The Empress looked thoughtfully upon her sister. Tesh-Dar had served Her well, as she had the Empress who had reigned before. And among all the countless warriors who now lived and breathed, Tesh-Dar stood highest among the peers, upon the second step from the throne. Many scars did she carry from innumerable Challenges, and then – after the humans had come – from the battles she had waged against those who were not of the Way, contests fought to the thrill of the Bloodsong that was the will and spirit of their people. To live in Her light, with Her blessing, and to die honorably in Her eyes: these were the things to which all aspired, and no better example existed than the woman who now stood beside Her.
Yet, there was a melancholy about her that the Empress did not understand. About this one thing, this human child whom Tesh-Dar might once have killed simply to sharpen her talons, was the warrior priestess distraught. To the Empress, it was a simple matter: the animal’s blood did not sing, therefore it had no more soul than a steppe-beast or winged gret-kamekh, and would be killed when it proved of no further interest. But she could feel the blood that coursed through her sister’s veins, and knew that her mind was not at ease in the matter.
“Tesh-Dar,” she said, lifting her hand to the great warrior’s chin, tilting it gently so that their gaze met, “what is it that troubles you so? Surely, if the humans are the soulless creatures we believe them to be, their hearts and blood silent to the ears of the spirit, the life of this one individual, this child, could not mean so much? What trouble is there, to such a warrior as yourself, to taking its life?”

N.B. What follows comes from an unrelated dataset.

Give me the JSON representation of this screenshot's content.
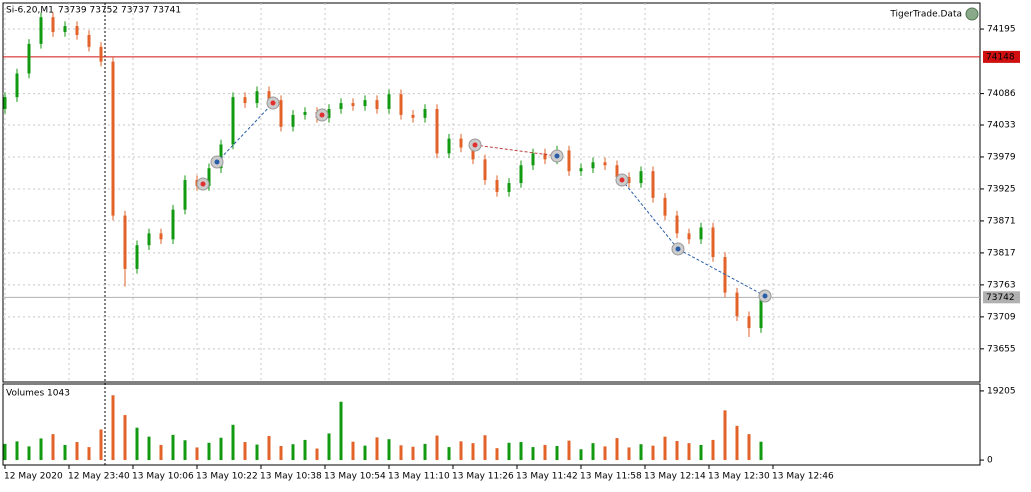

“My Empress,” Tesh-Dar said, averting her gaze in deference and embarrassment at what she felt compelled to ask, “I beseech Thee to let him live until the seventh great cycle of his learning is complete. Five cycles has he lived among us, two more remain. I…” she paused, grasping for the words to explain the strange things that ached in her heart. “I have heard whispers from the Ancient Ones,” she said at last, “that at once seem clear in my mind, but which have no meaning for me.” She looked into the eyes of the one who commanded the lives and aspirations of countless souls, wondering what worth a single human life might hold for Her. “They know of him, Empress,” she said slowly. “They do not speak his human given name, as do we at the kazha, but they watch him through our eyes. They watch the human and Esah-Zhurah as if they were one, and they wait. They helped her to save him from death in the Lo’ar River.”